An important prerequisite is that the patient trusts the trustee. Therefore, the trustee system will only grow slowly and the population must be educated to have confidence into the system. This will need time because the African citizens are generally rather suspicious against such concepts. The reasons are the illiteracy, the numerous frauds, the powerlessness of the police to fight crime, and a high corruption rate. Therefore, politicians, local authorities and other organizations like welfare organizations and the church should help to establish the confidence in the system.

A trustee may act as an assisting person and support the patient in using the ePharmacyNet system. If all assisting persons are trustees, attacks involving assisting persons may be prevented. For preventing the attack cases 3 and 4, payment is processed with the help of the trustee: the trustee uses electronic payment on behalf of the patient. If external payment is necessary, it is only performed directly between patient and trustee.

Attack cases 5–7 are prevented by delivering the product to the trustee or to the patient in presence of the trustee. The trustee must have the knowledge to control the seal or have the code to open it. He should also have the knowledge to control the product whether it is correct and valid.

Conclusion

Among the problems of public health systems in developing countries, several are caused by a lack of organization. These could be addressed with the help of information technology, however, it is often not possible to directly apply solutions from developed countries.

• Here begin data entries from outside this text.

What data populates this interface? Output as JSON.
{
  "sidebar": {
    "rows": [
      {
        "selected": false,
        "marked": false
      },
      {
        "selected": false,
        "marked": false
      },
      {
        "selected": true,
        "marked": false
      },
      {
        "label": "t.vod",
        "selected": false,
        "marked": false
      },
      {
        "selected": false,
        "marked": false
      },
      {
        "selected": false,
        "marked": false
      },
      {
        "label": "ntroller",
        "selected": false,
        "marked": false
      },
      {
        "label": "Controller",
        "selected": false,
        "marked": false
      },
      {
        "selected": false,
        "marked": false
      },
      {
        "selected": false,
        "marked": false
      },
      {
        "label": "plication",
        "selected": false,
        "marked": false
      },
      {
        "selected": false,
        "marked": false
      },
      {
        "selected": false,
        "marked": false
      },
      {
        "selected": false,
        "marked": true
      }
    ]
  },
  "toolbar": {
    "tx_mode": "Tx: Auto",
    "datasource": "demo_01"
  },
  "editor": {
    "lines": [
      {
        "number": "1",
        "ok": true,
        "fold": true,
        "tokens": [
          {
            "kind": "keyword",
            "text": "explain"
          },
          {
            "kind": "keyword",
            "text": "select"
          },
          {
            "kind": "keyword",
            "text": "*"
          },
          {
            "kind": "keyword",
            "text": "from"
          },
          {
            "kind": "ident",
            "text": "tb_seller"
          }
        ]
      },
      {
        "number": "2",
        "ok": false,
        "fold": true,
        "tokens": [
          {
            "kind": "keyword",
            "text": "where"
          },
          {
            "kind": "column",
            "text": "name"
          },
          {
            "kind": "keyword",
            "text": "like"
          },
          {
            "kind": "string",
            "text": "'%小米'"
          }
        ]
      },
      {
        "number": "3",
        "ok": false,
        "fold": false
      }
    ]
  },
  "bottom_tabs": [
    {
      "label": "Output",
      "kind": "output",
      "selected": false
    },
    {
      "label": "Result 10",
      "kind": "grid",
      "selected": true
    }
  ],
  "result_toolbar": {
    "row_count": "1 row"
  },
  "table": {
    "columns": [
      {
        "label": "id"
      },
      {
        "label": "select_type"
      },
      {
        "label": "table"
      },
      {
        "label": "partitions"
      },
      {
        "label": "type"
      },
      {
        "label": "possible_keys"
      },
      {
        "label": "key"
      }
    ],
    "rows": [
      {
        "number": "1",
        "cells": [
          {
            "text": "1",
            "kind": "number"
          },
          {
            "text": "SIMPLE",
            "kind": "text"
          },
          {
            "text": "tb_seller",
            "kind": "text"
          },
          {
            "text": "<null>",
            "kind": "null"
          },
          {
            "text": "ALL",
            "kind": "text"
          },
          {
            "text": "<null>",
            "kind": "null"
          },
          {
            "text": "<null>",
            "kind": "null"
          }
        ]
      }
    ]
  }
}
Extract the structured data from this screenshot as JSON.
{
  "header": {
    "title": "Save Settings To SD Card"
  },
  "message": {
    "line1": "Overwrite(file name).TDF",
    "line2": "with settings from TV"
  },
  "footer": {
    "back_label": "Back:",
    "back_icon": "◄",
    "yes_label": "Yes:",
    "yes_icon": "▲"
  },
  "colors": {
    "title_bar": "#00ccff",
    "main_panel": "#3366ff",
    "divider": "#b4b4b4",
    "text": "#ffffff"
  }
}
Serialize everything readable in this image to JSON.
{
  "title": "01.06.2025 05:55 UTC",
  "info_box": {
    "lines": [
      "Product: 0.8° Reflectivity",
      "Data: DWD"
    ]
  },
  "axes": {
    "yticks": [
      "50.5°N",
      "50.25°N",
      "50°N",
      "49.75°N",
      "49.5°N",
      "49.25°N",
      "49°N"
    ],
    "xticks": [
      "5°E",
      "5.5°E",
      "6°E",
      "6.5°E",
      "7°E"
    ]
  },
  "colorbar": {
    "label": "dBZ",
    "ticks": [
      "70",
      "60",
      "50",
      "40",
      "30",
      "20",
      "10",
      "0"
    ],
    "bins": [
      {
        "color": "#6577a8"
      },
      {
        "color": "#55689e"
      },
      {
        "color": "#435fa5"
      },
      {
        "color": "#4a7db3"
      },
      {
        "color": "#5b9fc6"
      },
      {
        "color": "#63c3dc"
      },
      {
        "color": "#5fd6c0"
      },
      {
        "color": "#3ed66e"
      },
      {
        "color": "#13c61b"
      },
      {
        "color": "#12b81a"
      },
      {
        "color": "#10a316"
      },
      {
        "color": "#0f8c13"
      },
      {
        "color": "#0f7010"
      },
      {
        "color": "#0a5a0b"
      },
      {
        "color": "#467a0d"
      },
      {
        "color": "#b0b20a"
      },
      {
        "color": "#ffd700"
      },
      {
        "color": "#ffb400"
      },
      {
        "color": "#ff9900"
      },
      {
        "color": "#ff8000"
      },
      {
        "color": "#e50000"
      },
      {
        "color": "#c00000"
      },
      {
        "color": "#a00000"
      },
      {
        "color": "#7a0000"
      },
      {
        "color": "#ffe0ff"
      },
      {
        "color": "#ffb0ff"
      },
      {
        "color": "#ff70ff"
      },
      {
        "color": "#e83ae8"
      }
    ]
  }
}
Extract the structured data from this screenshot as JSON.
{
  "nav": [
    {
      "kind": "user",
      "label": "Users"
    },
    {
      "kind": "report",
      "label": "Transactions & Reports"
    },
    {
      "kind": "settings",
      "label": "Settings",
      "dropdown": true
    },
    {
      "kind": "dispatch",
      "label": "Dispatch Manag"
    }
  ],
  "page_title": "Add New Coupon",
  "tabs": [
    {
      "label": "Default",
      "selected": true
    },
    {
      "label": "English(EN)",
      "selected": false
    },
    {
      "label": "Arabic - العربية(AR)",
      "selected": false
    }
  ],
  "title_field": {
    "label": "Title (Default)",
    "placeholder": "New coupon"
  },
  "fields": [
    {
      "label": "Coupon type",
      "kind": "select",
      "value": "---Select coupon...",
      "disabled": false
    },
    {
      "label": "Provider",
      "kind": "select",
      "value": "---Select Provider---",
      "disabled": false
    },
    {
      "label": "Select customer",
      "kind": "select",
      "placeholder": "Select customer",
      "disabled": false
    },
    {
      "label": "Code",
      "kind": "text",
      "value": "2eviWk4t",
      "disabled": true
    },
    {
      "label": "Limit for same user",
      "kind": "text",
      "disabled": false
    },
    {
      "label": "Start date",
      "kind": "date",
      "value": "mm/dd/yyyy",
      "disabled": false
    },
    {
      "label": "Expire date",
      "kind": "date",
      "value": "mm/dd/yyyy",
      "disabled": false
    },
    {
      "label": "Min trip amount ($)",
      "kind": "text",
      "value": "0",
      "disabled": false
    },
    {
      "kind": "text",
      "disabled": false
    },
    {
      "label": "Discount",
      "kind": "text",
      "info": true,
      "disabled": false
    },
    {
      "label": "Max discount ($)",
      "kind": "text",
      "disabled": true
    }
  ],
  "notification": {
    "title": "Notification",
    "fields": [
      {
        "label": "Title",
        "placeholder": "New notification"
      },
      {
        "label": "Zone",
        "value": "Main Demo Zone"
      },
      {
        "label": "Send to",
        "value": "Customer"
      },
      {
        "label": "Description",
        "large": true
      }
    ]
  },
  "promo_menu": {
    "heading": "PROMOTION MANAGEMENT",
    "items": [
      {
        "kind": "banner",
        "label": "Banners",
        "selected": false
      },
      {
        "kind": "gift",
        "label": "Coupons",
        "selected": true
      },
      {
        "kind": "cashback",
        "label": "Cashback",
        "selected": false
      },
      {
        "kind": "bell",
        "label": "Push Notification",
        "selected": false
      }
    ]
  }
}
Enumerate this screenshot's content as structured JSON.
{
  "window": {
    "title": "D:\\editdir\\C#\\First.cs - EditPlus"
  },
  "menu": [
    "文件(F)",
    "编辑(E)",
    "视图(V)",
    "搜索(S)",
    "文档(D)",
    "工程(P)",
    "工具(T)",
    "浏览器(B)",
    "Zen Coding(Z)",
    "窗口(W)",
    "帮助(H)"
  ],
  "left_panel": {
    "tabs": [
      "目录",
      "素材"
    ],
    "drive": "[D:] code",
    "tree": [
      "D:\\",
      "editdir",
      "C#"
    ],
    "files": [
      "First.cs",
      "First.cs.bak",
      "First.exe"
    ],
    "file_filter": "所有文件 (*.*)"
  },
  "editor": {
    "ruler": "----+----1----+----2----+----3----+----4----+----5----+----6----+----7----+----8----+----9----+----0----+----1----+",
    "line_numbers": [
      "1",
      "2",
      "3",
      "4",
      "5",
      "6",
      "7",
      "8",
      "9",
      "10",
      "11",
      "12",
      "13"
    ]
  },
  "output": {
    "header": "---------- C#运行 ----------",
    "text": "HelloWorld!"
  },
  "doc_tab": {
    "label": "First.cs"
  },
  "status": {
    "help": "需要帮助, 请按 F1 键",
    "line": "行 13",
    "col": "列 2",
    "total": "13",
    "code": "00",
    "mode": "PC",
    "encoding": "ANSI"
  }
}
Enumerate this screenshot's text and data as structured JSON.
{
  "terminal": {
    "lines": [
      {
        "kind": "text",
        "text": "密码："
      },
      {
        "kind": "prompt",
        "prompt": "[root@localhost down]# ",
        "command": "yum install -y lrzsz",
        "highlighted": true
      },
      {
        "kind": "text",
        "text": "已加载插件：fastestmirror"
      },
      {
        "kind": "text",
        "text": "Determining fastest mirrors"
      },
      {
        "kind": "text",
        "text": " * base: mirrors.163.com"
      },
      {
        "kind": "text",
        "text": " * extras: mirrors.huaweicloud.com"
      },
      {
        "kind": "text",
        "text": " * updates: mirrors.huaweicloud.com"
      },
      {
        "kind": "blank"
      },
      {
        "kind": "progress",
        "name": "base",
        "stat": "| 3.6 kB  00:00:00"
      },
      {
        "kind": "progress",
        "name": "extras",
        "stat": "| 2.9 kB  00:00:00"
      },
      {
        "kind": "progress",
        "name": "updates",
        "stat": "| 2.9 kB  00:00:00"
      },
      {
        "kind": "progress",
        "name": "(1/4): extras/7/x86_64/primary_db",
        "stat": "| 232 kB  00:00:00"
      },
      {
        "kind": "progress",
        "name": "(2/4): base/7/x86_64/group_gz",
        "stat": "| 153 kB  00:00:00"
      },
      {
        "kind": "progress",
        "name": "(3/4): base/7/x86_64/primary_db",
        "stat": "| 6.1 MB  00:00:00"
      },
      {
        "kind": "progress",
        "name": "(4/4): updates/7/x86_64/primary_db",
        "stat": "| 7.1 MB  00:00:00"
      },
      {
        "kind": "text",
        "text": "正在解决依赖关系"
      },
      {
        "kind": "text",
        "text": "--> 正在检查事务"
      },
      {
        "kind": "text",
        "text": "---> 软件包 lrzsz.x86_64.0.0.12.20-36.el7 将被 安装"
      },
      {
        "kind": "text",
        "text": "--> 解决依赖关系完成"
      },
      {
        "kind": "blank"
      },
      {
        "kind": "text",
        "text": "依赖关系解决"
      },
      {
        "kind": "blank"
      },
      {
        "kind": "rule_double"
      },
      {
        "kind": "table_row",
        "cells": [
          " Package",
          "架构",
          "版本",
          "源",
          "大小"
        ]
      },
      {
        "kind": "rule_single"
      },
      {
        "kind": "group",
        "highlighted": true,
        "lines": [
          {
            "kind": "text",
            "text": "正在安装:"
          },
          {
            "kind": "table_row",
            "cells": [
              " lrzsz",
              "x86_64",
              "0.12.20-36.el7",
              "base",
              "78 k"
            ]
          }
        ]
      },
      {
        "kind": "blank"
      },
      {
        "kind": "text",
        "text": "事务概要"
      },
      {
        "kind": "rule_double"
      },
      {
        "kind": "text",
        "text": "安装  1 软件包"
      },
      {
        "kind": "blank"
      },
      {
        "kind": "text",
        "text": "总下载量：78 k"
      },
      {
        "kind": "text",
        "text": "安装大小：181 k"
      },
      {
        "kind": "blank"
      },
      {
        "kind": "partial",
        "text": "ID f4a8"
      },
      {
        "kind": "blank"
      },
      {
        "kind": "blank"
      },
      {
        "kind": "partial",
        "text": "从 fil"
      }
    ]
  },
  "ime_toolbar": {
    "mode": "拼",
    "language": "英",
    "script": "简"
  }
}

In a case study in Benin we investigated the problem of the distribution of pharmaceutical products by pharmacies. We found several obstacles for introducing a standard ECommerce system and developed an adapted system. In a practical test we have shown, that the concept of the adapted system has the potential to improve the health care system in the country. It can be introduced in several steps and parallel to other improvements in the health care system. We presented a thorough security analysis and proposed solutions for a safe operation of the system.

The system also has the potential of reducing the costs for distributing pharmaceutical products in the country. These savings can be used to finance the system operation. The system implementation must be funded by the national health authorities. However, a cost analysis [8] showed that the required financial means are much lower than those needed for building and operating additional pharmacies.

A survey [8] showed that all Sub-Saharan African countries (with the exception of South Africa) suffer from similar problems and have a similar situation according to ICT introduction. The same holds for rural regions of North African countries. Hence, it can be expected that the ePharmacyNet approach can be transferred successfully to those countries.